El libro como camino hacia Dios
Por último, el libro puede ser un camino hacia Dios. Obras de teología, espiritualidad e incluso literatura pueden conducirnos a una experiencia más profunda con el Creador. El Salmo 119:105 afirma: "Lámpara es a mis pies tu palabra, y lumbrera a mi camino." Cuando leemos con el corazón abierto, permitimos que Dios nos hable por medio de las palabras escritas, iluminando nuestro andar.
El papel de la Librería Editora Vaticana
La LEV tiene una misión especial dentro de la Iglesia: garantizar que el mensaje del Evangelio llegue a todos los rincones del mundo por medio de publicaciones oficiales y obras de calidad. A lo largo de un siglo, la editorial ha servido a nueve Papas, contribuyendo a la difusión del Magisterio y apoyando a los diversos dicasterios vaticanos. El Papa León XIV agradeció a los empleados por su trabajo dedicado y apasionado, recordando que la editorial no es solo una institución, sino una familia que trabaja en pro de la fe.

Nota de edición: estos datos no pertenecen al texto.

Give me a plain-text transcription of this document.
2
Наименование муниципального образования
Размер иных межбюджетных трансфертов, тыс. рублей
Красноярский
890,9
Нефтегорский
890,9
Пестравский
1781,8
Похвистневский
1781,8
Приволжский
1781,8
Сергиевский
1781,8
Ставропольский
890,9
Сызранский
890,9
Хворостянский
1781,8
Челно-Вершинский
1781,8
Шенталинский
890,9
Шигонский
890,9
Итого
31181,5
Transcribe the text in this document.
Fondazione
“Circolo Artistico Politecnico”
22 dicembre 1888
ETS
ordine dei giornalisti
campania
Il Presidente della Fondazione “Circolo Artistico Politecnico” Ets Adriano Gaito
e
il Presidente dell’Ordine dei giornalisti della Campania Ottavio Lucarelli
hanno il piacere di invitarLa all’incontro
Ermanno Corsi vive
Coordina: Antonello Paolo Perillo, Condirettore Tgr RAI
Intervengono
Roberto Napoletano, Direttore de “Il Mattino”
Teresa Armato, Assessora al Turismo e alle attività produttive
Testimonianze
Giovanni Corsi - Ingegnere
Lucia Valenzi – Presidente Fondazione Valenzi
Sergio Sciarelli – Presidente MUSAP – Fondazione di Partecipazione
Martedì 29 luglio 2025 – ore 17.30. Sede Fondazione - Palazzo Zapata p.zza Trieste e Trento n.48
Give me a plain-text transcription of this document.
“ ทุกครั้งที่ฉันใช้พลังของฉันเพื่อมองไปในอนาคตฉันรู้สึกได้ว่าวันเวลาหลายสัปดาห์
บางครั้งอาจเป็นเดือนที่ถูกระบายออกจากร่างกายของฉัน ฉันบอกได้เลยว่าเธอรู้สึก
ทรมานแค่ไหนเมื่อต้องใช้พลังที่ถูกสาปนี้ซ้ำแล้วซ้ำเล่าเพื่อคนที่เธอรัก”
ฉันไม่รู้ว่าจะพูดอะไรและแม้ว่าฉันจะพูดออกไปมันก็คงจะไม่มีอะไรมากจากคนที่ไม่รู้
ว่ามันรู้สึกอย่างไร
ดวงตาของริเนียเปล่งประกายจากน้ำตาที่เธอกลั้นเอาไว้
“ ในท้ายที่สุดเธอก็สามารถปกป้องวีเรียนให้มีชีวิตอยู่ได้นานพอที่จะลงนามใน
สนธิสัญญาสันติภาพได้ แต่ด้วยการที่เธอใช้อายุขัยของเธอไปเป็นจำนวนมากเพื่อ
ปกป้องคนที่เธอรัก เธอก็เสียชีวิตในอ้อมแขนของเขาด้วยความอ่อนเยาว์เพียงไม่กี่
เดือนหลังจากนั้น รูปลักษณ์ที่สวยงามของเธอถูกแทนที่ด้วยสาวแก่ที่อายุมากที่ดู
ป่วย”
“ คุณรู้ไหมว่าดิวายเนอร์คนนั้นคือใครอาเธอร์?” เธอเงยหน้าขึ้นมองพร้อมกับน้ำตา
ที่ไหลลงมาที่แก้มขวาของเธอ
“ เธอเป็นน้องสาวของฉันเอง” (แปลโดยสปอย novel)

Para los cristianos, la existencia de una editorial como la LEV es un recordatorio de que la lectura es una herramienta esencial para el crecimiento espiritual. En un tiempo de tanta información superficial, invertir en libros que edifican el alma es un acto de resistencia y de amor a Dios.
Cómo cultivar el hábito de la lectura cristiana
Muchos cristianos desean leer más, pero enfrentan dificultades como falta de tiempo, distracciones o incluso desánimo. Aquí hay algunos consejos prácticos para incorporar la lectura en tu rutina de fe:
- Establece un momento fijo: Dedica al menos 15 minutos al día a la lectura, por ejemplo, por la mañana o antes de dormir.
- Elige libros variados: Alterna entre la Biblia, devocionales, teología y biografías de santos para mantener el interés.
- Comparte lo que lees: Comentar con otros creyentes lo que has aprendido puede enriquecer tu comprensión y motivarte a seguir leyendo.
- Usa herramientas digitales: Aprovecha aplicaciones de lectura, audiolibros o libros electrónicos para leer en cualquier momento.
- Pide recomendaciones: Consulta con tu pastor o con hermanos en la fe sobre libros que hayan sido de bendición para ellos.
La lectura cristiana no es solo un pasatiempo, sino una disciplina espiritual que nos acerca a Dios y nos transforma a la imagen de Cristo. Como dijo el Papa León XIV: "Un buen libro es un amigo que nos guía hacia la verdad."